From 5.0 to 5.2 there have been quite a bit of niceties added such as

  • filter_input (easy way to santitize user input)
  • json_encode/json_decode
  • ZipArchive (create and unpack zip files)
  • PDO (allows me to access SQLite databases and serves has an abstraction to other databases)

When PHP 5.3 comes out of alpha/beta I'll probably use the namespaces.

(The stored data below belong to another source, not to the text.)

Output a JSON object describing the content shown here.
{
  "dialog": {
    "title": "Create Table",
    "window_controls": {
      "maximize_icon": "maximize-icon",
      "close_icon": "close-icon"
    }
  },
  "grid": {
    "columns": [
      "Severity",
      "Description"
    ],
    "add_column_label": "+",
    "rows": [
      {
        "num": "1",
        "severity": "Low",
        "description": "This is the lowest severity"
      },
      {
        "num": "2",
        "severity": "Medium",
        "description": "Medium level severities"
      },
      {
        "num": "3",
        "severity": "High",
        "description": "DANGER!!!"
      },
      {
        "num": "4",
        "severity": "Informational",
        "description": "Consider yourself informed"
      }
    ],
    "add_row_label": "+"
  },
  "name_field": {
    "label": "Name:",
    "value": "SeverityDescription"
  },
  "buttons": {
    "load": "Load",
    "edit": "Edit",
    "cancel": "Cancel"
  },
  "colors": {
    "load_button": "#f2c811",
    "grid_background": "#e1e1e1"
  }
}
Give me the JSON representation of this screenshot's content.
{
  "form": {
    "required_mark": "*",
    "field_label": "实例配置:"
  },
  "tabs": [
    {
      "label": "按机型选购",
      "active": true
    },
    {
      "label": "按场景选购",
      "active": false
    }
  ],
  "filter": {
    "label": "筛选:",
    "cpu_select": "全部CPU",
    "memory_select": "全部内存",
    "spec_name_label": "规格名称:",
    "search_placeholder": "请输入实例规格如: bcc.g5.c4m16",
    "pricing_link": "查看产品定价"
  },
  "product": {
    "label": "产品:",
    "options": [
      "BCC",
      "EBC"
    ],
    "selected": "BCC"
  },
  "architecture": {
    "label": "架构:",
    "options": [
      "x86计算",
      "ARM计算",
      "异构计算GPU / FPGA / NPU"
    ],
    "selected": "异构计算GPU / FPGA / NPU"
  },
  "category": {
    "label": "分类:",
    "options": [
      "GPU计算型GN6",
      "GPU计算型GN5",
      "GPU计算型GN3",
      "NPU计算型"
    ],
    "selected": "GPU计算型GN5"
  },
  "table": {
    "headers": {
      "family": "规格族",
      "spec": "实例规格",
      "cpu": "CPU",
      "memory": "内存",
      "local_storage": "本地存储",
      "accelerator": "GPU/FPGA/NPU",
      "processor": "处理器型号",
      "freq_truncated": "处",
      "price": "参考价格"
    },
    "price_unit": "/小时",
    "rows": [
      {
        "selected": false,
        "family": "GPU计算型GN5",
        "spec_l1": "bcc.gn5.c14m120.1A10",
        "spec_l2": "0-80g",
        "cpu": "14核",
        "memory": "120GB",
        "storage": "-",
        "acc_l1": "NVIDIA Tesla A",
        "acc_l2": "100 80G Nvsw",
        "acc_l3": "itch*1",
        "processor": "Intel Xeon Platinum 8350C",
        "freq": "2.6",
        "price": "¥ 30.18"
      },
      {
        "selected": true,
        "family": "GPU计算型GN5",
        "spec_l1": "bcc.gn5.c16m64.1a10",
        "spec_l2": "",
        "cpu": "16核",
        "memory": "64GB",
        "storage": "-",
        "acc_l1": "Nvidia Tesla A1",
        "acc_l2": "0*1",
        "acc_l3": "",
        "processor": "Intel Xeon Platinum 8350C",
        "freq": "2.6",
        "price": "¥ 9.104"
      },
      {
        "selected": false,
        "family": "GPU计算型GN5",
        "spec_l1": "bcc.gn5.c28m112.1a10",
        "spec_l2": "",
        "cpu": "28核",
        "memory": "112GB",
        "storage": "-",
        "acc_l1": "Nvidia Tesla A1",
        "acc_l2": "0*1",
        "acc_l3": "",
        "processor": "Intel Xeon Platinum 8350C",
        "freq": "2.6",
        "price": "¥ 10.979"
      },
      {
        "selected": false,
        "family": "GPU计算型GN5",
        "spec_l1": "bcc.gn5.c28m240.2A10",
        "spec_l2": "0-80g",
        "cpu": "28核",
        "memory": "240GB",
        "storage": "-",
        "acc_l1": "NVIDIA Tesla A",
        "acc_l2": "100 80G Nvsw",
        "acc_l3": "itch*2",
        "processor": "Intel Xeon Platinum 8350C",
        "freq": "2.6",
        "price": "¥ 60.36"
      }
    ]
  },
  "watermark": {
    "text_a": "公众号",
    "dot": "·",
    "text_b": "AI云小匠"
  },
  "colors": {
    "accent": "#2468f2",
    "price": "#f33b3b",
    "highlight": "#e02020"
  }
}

Another thing that has changed since 2004 is the free developer tools are now pretty awesome, the best two are:

  • Eclipse PDT (see my step-by-step workshop on how to get an Eclipse PDT developement environment running on your machine in 30 minutes)
  • Netbeans 6.3 for PHP yesterday I just tried out Netbeans 6.3 for PHP which has some very nice features missing in Eclipse such as easy-to-create macros, I also saw that it has SVN and CVS in a dropdown menu and drag-in web services, etc. This is worth spending a couple hours with to see if it's for you.
  • I've been on some teams which have purchase the Zend Studio based on eclipse for the profiler and debugger, but generally you can build this stuff with opensource tools, plug-ins, etc.

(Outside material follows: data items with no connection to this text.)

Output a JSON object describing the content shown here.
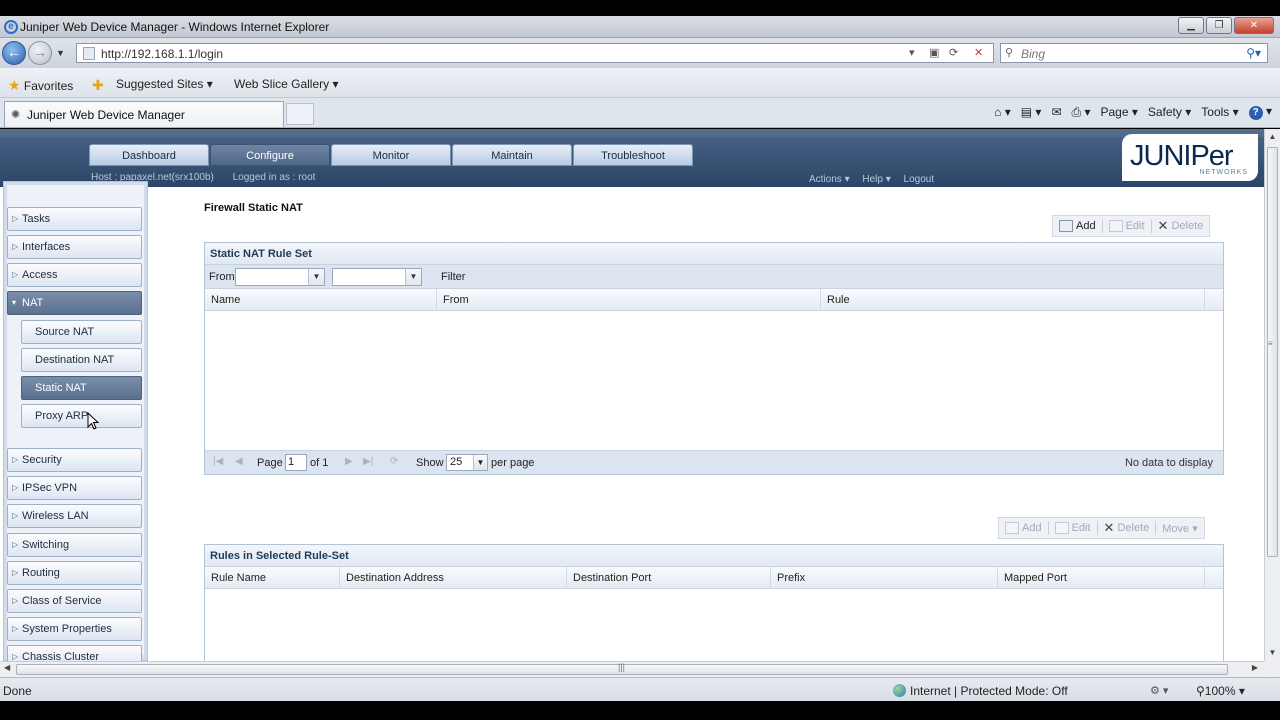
{
  "browser": {
    "window_title": "Juniper Web Device Manager - Windows Internet Explorer",
    "url": "http://192.168.1.1/login",
    "search_placeholder": "Bing",
    "favorites_label": "Favorites",
    "suggested_sites": "Suggested Sites ▾",
    "web_slice_gallery": "Web Slice Gallery ▾",
    "tab_title": "Juniper Web Device Manager",
    "cmd_page": "Page ▾",
    "cmd_safety": "Safety ▾",
    "cmd_tools": "Tools ▾",
    "status_done": "Done",
    "status_zone": "Internet | Protected Mode: Off",
    "zoom": "100%"
  },
  "header": {
    "tabs": [
      "Dashboard",
      "Configure",
      "Monitor",
      "Maintain",
      "Troubleshoot"
    ],
    "active_tab": "Configure",
    "host": "Host : papaxel.net(srx100b)",
    "logged_in": "Logged in as : root",
    "actions": "Actions ▾",
    "help": "Help ▾",
    "logout": "Logout",
    "logo_text": "JUNIPer",
    "logo_sub": "NETWORKS"
  },
  "sidebar": {
    "items": [
      {
        "label": "Tasks"
      },
      {
        "label": "Interfaces"
      },
      {
        "label": "Access"
      },
      {
        "label": "NAT"
      },
      {
        "label": "Security"
      },
      {
        "label": "IPSec VPN"
      },
      {
        "label": "Wireless LAN"
      },
      {
        "label": "Switching"
      },
      {
        "label": "Routing"
      },
      {
        "label": "Class of Service"
      },
      {
        "label": "System Properties"
      },
      {
        "label": "Chassis Cluster"
      }
    ],
    "nat_sub": [
      {
        "label": "Source NAT"
      },
      {
        "label": "Destination NAT"
      },
      {
        "label": "Static NAT"
      },
      {
        "label": "Proxy ARP"
      }
    ]
  },
  "main": {
    "page_title": "Firewall Static NAT",
    "top_toolbar": {
      "add": "Add",
      "edit": "Edit",
      "delete": "Delete"
    },
    "ruleset_grid": {
      "title": "Static NAT Rule Set",
      "from_label": "From",
      "filter_label": "Filter",
      "columns": [
        "Name",
        "From",
        "Rule"
      ],
      "pager": {
        "page_label": "Page",
        "page_value": "1",
        "of_label": "of 1",
        "show_label": "Show",
        "show_value": "25",
        "per_page": "per page",
        "no_data": "No data to display"
      }
    },
    "bottom_toolbar": {
      "add": "Add",
      "edit": "Edit",
      "delete": "Delete",
      "move": "Move ▾"
    },
    "rules_grid": {
      "title": "Rules in Selected Rule-Set",
      "columns": [
        "Rule Name",
        "Destination Address",
        "Destination Port",
        "Prefix",
        "Mapped Port"
      ]
    }
  }
}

Currently I am getting back into ASP.NET, this time ASP.NET MVC which is not "web development for VB6 developers" as was ASP.NET Webforms but is is more Ruby-on-Rails-like in its approach, which also allows you to write test-driven apps more easily.

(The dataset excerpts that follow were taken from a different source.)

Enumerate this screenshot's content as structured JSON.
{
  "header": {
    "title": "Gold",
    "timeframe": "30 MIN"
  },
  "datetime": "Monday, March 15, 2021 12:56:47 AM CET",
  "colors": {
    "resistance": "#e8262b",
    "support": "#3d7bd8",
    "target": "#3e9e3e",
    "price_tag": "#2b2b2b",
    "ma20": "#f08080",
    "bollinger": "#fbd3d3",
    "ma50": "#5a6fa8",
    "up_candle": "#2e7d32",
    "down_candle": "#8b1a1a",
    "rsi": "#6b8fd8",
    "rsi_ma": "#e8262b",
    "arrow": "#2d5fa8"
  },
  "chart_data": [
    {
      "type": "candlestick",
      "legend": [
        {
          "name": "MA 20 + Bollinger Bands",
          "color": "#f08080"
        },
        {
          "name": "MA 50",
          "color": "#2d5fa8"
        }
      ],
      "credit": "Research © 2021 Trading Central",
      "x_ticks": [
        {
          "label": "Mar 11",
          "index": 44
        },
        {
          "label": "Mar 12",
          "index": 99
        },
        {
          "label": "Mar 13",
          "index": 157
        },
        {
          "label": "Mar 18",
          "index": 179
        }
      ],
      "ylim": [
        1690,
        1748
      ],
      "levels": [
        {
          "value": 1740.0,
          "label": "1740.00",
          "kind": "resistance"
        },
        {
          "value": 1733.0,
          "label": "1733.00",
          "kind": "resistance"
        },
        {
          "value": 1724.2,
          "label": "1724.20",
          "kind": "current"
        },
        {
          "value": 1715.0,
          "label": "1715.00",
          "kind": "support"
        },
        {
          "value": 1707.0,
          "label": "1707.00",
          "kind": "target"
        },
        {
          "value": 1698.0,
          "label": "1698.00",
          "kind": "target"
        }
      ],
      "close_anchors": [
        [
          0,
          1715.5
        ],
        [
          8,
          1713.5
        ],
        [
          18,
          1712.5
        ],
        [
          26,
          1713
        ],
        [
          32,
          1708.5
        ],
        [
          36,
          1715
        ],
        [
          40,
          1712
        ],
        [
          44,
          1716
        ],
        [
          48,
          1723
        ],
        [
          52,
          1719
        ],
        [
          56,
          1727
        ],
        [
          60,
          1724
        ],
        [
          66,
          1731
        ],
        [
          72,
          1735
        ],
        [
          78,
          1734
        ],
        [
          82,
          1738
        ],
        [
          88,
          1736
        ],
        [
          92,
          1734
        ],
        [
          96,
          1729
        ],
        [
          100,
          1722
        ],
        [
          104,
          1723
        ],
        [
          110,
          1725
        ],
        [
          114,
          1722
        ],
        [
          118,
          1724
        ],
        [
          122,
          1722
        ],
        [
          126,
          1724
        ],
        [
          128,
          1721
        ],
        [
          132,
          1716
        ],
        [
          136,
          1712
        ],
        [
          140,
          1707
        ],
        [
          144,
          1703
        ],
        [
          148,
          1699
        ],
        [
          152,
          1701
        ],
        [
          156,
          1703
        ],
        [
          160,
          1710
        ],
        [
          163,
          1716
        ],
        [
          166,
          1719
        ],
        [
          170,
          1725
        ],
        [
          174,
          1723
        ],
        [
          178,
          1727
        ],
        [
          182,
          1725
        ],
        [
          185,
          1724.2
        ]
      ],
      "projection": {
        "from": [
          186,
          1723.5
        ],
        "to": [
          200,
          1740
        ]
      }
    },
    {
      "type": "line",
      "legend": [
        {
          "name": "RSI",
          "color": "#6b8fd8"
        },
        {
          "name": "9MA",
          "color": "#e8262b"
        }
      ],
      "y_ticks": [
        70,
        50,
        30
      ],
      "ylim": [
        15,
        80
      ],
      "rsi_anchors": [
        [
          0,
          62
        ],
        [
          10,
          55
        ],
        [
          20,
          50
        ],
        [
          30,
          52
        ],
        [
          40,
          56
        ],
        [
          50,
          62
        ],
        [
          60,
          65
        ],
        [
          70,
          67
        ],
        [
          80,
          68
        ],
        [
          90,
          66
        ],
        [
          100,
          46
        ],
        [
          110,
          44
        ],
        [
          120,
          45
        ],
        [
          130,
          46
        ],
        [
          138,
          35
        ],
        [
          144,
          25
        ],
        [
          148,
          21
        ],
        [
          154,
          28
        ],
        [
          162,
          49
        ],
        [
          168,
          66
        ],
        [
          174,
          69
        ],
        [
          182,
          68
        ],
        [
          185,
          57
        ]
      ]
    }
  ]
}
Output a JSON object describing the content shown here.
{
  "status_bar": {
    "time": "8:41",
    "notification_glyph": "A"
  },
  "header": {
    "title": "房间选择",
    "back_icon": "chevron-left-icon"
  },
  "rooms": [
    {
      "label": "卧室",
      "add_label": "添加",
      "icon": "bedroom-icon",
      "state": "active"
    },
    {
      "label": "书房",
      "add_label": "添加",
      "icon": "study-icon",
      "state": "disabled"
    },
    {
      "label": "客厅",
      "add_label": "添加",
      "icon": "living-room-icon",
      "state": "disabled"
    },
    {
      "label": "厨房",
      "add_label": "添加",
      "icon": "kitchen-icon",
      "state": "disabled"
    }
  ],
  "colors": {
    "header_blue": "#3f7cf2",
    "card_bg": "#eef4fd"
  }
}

I have to say that moving from PHP to C# now is quite enjoyable, I love the following:

  • LINQ: a unique way to query almost anything including arrays, XML files and SQL databases, brilliant
  • just that fact that everything is type-safe and caught at compile time, very nice
  • intellisense of Visual Studio (even the free Visual Web Developer Express) is better than Eclipse/PHP
  • ability to overload methods and constructors and other niceties such as the properties in C#
  • and the Microsoft's speed of innovation in the last couple years is exciting: ASP.NET MVC, Silverlight, WPF, WCF, LINQ, Azure, Oslo...

Alas, the best of both worlds is where its at.